転生(未遂)秘書は恋人も兼任いたします
「逸生さん、やっぱり人混み苦手でした?」
「別に苦手じゃないよ。でもこの辺は俺のこと知ってる人間が多いから、さっきみたいに声を掛けられるのが面倒だし、変なやつも近付いてきたりするから疲れるというか」
「…なるほど。それは何となく分かる気がします」
私がなるべく人が多い場所を避けてきたのは、いちいちナンパなどで声を掛けられるのが面倒だったから。そういう点では、逸生さんの気持ちは理解できた。
でも逸生さんの苦労は、きっと私なんかより何倍も大きい。それなのに、人の多い場所に誘ってしまったことを反省した。
「…最初から逸生さんに相談して、ここに来ればよかったですね。すみません」
「なんで?紗良とああいう賑やかなとこに行くのも新鮮で楽しかったよ。でも、ふたりの時間を邪魔されたくないから、紗良といる時はこういう静かな場所の方がいいかも」
私とはただの恋人ごっこの関係なのに。どうして逸生さんは、私との時間をこんなにも大事にしてくれるのだろう。
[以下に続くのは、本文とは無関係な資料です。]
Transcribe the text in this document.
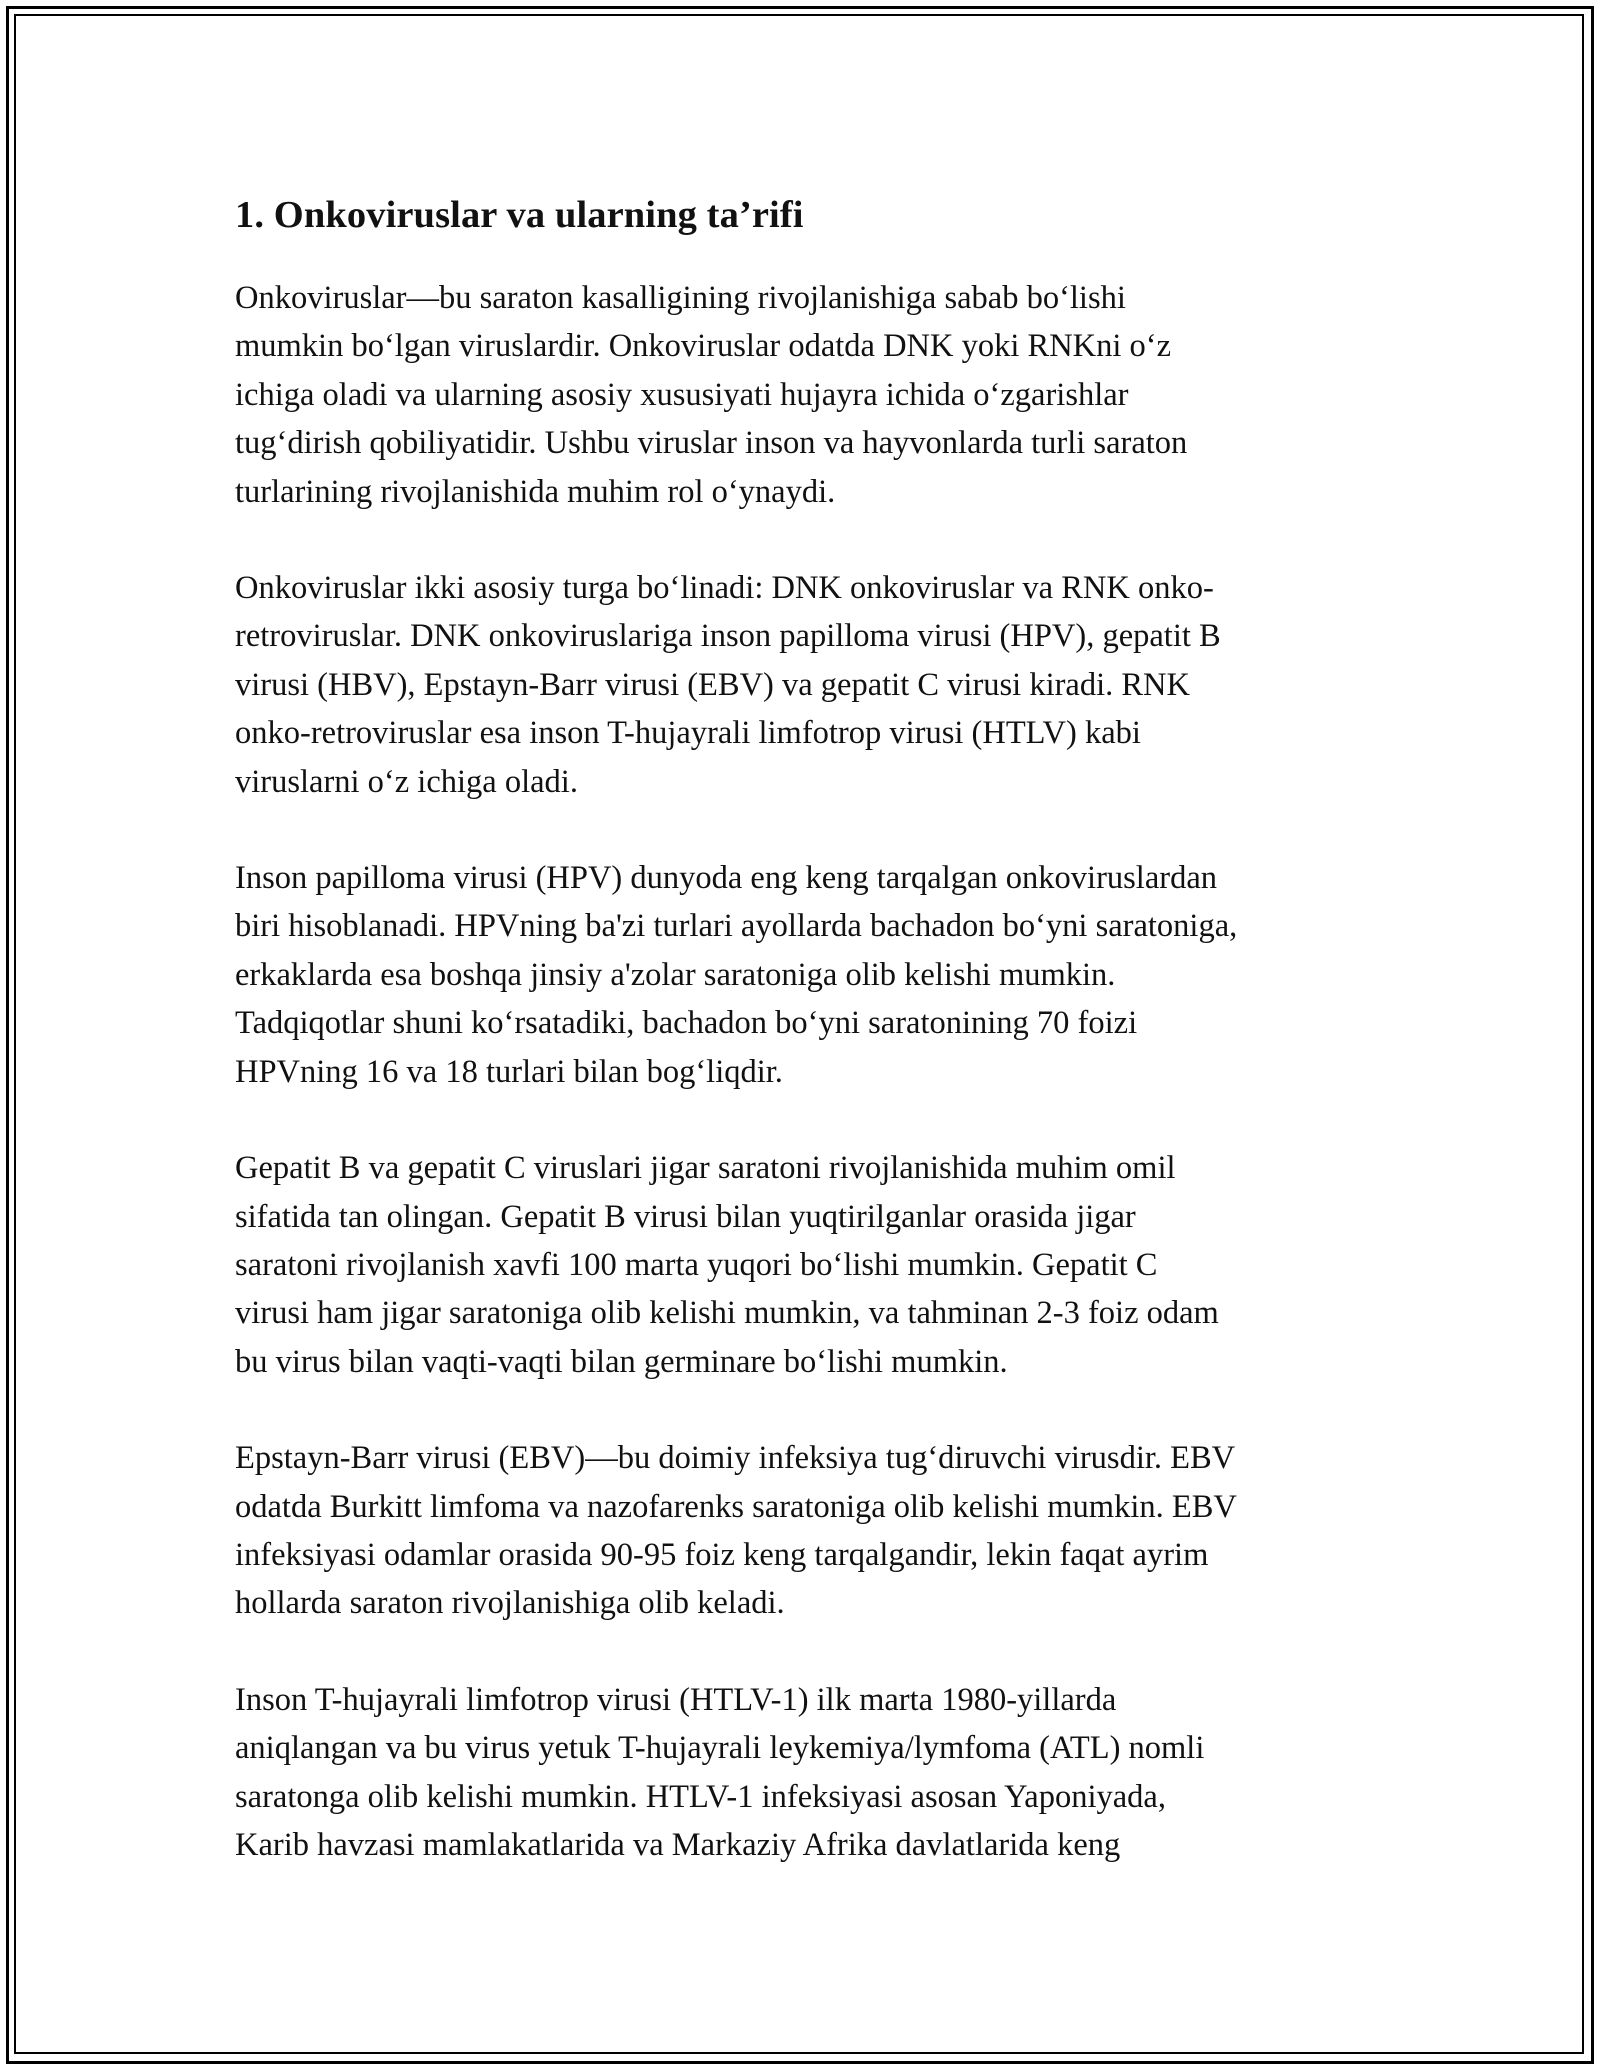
1. Onkoviruslar va ularning ta’rifi

Onkoviruslar—bu saraton kasalligining rivojlanishiga sabab bo‘lishi
mumkin bo‘lgan viruslardir. Onkoviruslar odatda DNK yoki RNKni o‘z
ichiga oladi va ularning asosiy xususiyati hujayra ichida o‘zgarishlar
tug‘dirish qobiliyatidir. Ushbu viruslar inson va hayvonlarda turli saraton
turlarining rivojlanishida muhim rol o‘ynaydi.

Onkoviruslar ikki asosiy turga bo‘linadi: DNK onkoviruslar va RNK onko-
retroviruslar. DNK onkoviruslariga inson papilloma virusi (HPV), gepatit B
virusi (HBV), Epstayn-Barr virusi (EBV) va gepatit C virusi kiradi. RNK
onko-retroviruslar esa inson T-hujayrali limfotrop virusi (HTLV) kabi
viruslarni o‘z ichiga oladi.

Inson papilloma virusi (HPV) dunyoda eng keng tarqalgan onkoviruslardan
biri hisoblanadi. HPVning ba'zi turlari ayollarda bachadon bo‘yni saratoniga,
erkaklarda esa boshqa jinsiy a'zolar saratoniga olib kelishi mumkin.
Tadqiqotlar shuni ko‘rsatadiki, bachadon bo‘yni saratonining 70 foizi
HPVning 16 va 18 turlari bilan bog‘liqdir.

Gepatit B va gepatit C viruslari jigar saratoni rivojlanishida muhim omil
sifatida tan olingan. Gepatit B virusi bilan yuqtirilganlar orasida jigar
saratoni rivojlanish xavfi 100 marta yuqori bo‘lishi mumkin. Gepatit C
virusi ham jigar saratoniga olib kelishi mumkin, va tahminan 2-3 foiz odam
bu virus bilan vaqti-vaqti bilan germinare bo‘lishi mumkin.

Epstayn-Barr virusi (EBV)—bu doimiy infeksiya tug‘diruvchi virusdir. EBV
odatda Burkitt limfoma va nazofarenks saratoniga olib kelishi mumkin. EBV
infeksiyasi odamlar orasida 90-95 foiz keng tarqalgandir, lekin faqat ayrim
hollarda saraton rivojlanishiga olib keladi.

Inson T-hujayrali limfotrop virusi (HTLV-1) ilk marta 1980-yillarda
aniqlangan va bu virus yetuk T-hujayrali leykemiya/lymfoma (ATL) nomli
saratonga olib kelishi mumkin. HTLV-1 infeksiyasi asosan Yaponiyada,
Karib havzasi mamlakatlarida va Markaziy Afrika davlatlarida keng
逸生さんの傍にいたいと思う人は、きっと他にもいっぱいいる。今の私は、周りから見るとかなり贅沢な人間だと思う。
「白鳥さんは、逸生さんと一緒に回りたかったんだろうな…」
「そうか?俺にはそうは見えなかったけど」
「…逸生さん、実は鈍感ですね?」
「いや、あれはどう見ても演技だろ。婚約者候補って言われてる奴らって、結局気持ちがなくてもああやって平気でアピールしてくる。見てるこっちが疲れるわ」
最後、抑揚のない声を放った彼の瞳が、寂しげに揺れた気がした。